Бартельс Лобачевскому понравился, и он согласился, не прерывая занятий по анатомии, посещать лекции немецкого профессора.
Гораздо позже в своей автобиографии Бартельс напишет о Лобачевском и его товарищах: «К моей великой радости, я нашел в Казани, несмотря на небольшое число студентов, необыкновенный интерес к математическим наукам. В своих лекциях по математическому анализу я мог рассчитывать по крайней мере на двадцать студентов; постепенно здесь у меня образовалась небольшая математическая школа, из которой вышло много хороших преподавателей для русских гимназий и университетов, особенно для Казанского учебного округа».

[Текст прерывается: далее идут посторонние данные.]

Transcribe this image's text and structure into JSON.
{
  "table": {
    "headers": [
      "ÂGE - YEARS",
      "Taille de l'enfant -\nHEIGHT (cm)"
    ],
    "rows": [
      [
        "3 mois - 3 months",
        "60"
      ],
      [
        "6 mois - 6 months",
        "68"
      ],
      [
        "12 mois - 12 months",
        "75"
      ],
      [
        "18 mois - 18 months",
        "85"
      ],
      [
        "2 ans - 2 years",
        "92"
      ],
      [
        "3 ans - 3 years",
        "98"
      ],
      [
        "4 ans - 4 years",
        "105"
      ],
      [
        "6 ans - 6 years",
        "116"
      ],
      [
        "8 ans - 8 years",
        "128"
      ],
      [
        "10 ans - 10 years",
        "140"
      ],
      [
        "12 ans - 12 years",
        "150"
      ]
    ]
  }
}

Бартельс мог себя поздравить: он встретил еще одного гения! То, что Николай Лобачевский гениален, Бартельс не сомневался. Гению присущи оригинальность и вместе с тем простота мышления. Эти качества проявились в Лобачевском с необыкновенной силой на первых же занятиях у немецкого профессора. Бартельс восторженно доносит попечителю Румовскому: «Лекции свои располагаю я так, что студенты мои в одно и то же время бывают слушателями и преподавателями. По сему правилу поручил я пред окончанием курса старшему Лобачевскому предложить под моим руководством пространную и трудную задачу о кругообращении (Rotation), которая мною для себя уже была по Лангранжу в удобопонятном виде обработана. В то же время Симонову приказано было записывать течение преподавания, которое я в четыре приема кончил, дабы сообщить его прочим слушателям. Но Лобачевский, не пользовавшись сею запискою, при окончании последней лекции подал мне решение сей столь запутанной задачи на нескольких листочках, в четверку написанное. Г. академик Вишневский, бывший тогда здесь, неожиданно восхищен был сим небольшим опытом знаний наших студентов».